By Molly M. Ryan, of Goldberg Segalla
Not a question one frequently has occasion to ask. Earlier this year, the father of a high school lacrosse player in Texas filed a RICO suit in federal court over what he describes as a “pay-for-play” scheme at some of the state’s premier high school lacrosse programs. (It’s literally the father who filed suit as he is a lawyer and one of the plaintiffs, along with his wife and son, and his firm is the plaintiffs’ counsel.) This suit follows a similar state court suit that the father filed last year in the son’s name, which is still pending.
In the RICO suit, the plaintiffs have sued a private for-profit travel team and various coaches.

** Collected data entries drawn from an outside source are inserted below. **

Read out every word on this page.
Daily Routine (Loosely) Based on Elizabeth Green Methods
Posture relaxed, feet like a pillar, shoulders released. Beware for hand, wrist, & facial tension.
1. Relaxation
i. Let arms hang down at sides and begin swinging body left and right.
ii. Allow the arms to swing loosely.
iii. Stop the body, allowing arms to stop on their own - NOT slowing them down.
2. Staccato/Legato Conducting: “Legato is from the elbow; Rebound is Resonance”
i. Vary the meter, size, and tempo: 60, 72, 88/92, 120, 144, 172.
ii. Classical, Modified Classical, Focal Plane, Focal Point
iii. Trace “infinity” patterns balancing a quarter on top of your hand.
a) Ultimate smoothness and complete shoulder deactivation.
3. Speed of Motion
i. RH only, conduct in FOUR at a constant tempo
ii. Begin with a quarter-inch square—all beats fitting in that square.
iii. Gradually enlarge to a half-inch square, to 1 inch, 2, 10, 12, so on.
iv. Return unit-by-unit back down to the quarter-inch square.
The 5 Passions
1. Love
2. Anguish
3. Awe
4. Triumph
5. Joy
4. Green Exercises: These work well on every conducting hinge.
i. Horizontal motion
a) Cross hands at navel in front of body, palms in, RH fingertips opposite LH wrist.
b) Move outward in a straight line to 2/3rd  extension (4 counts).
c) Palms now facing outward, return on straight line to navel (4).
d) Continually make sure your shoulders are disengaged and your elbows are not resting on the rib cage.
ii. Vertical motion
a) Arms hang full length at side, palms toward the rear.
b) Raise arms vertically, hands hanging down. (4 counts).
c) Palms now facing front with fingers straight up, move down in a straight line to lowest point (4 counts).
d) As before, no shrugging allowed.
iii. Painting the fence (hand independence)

The son didn’t make the varsity lacrosse team, allegedly because the coaches were retaliating against him and his father for continuing to coach and play for a rival team rather than join and support the for-profit team. The plaintiffs claim that “[t]hrough the use of illegal and fraudulent conduct, including threats, intimidation, and even extortion, Defendants have tried to ensure that student athletes who want to play lacrosse in North Texas have to pay-for-play and have to go through Defendants’ enterprise.”

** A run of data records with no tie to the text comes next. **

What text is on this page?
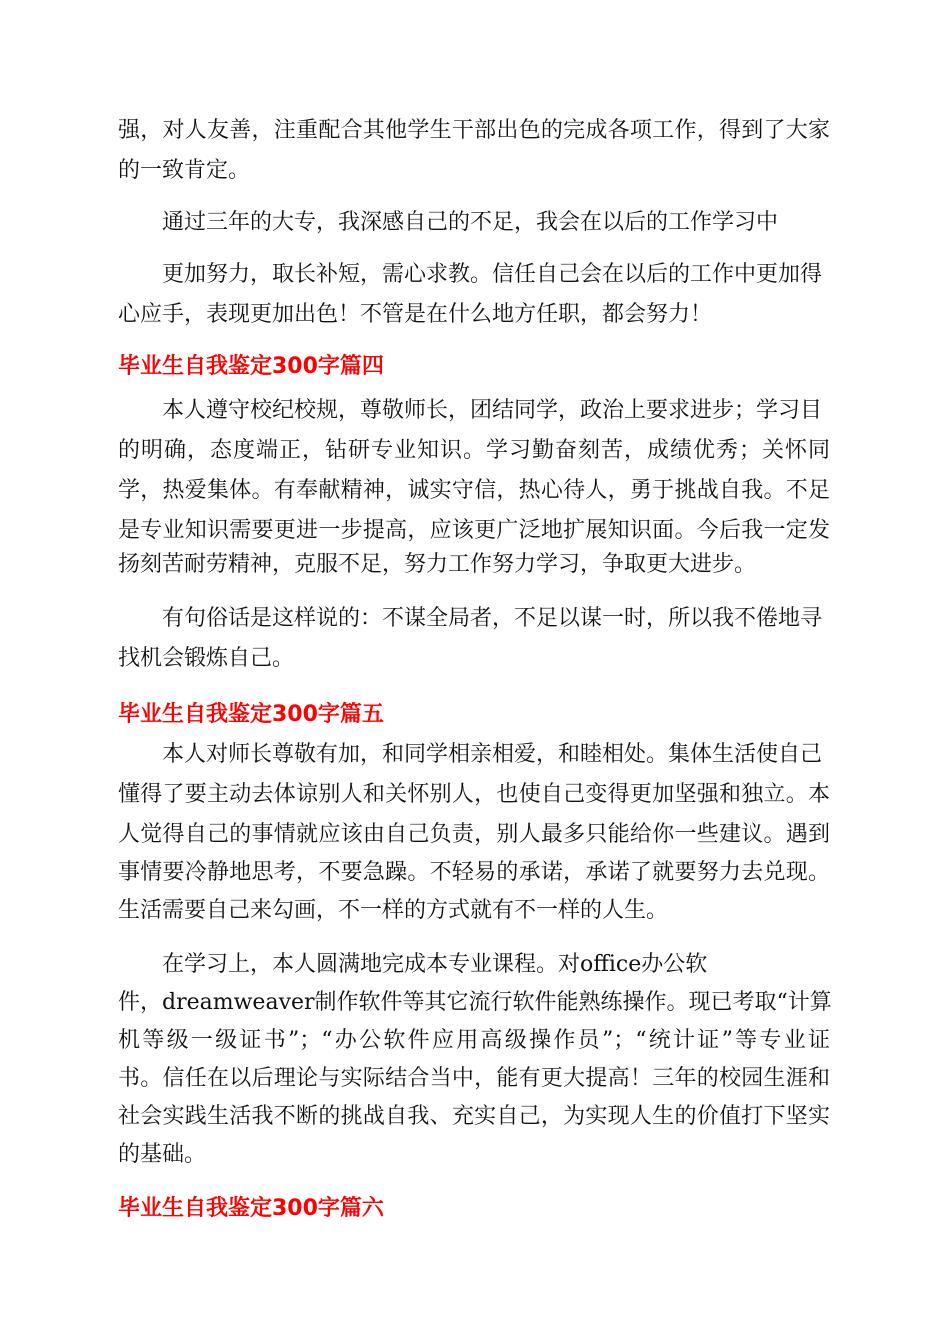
强，对人友善，注重配合其他学生干部出色的完成各项工作，得到了大家
的一致肯定。
通过三年的大专，我深感自己的不足，我会在以后的工作学习中
更加努力，取长补短，需心求教。信任自己会在以后的工作中更加得
心应手，表现更加出色！不管是在什么地方任职，都会努力！
毕业生自我鉴定300字篇四
本人遵守校纪校规，尊敬师长，团结同学，政治上要求进步；学习目
的明确，态度端正，钻研专业知识。学习勤奋刻苦，成绩优秀；关怀同
学，热爱集体。有奉献精神，诚实守信，热心待人，勇于挑战自我。不足
是专业知识需要更进一步提高，应该更广泛地扩展知识面。今后我一定发
扬刻苦耐劳精神，克服不足，努力工作努力学习，争取更大进步。
有句俗话是这样说的：不谋全局者，不足以谋一时，所以我不倦地寻
找机会锻炼自己。
毕业生自我鉴定300字篇五
本人对师长尊敬有加，和同学相亲相爱，和睦相处。集体生活使自己
懂得了要主动去体谅别人和关怀别人，也使自己变得更加坚强和独立。本
人觉得自己的事情就应该由自己负责，别人最多只能给你一些建议。遇到
事情要冷静地思考，不要急躁。不轻易的承诺，承诺了就要努力去兑现。
生活需要自己来勾画，不一样的方式就有不一样的人生。
在学习上，本人圆满地完成本专业课程。对office办公软
件，dreamweaver制作软件等其它流行软件能熟练操作。现已考取“计算
机等级一级证书”；“办公软件应用高级操作员”；“统计证”等专业证
书。信任在以后理论与实际结合当中，能有更大提高！三年的校园生涯和
社会实践生活我不断的挑战自我、充实自己，为实现人生的价值打下坚实
的基础。
毕业生自我鉴定300字篇六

The defendants filed a motion to dismiss earlier this month. Their take on it is that for years the father “has used his position as a lawyer and owner of the law firm Munck Wilson Mandala, LLP, as a tool directed at various lacrosse coaches in the North Texas community whose only sin was failing to recognize and appreciate the athletic talents of” his son. The defendants further argue that it was the father, not the coaches, who was using threats, intimidation, and retaliatory tactics. They assert that the father was threatening to use his position as a lawyer to financially ruin the coaches and their families if his son wasn’t elevated to the varsity team. So the coaches acquiesced and put the son on varsity, but the son transferred high schools anyway. Despite the transfer, the defendants say, the father “was never able to let go of his anger” about his son not initially making the varsity lacrosse squad so he is retaliating with meritless litigation in state and federal courts.
The motion is presently pending. I’m siding with the coaches/team on this one. All of the adults involved might be guilty of unsportsmanlike conduct, but I doubt that benching the son — for whatever reason — amounted to racketeering. RICO was enacted to combat organized crime, not referee the politics of youth sports.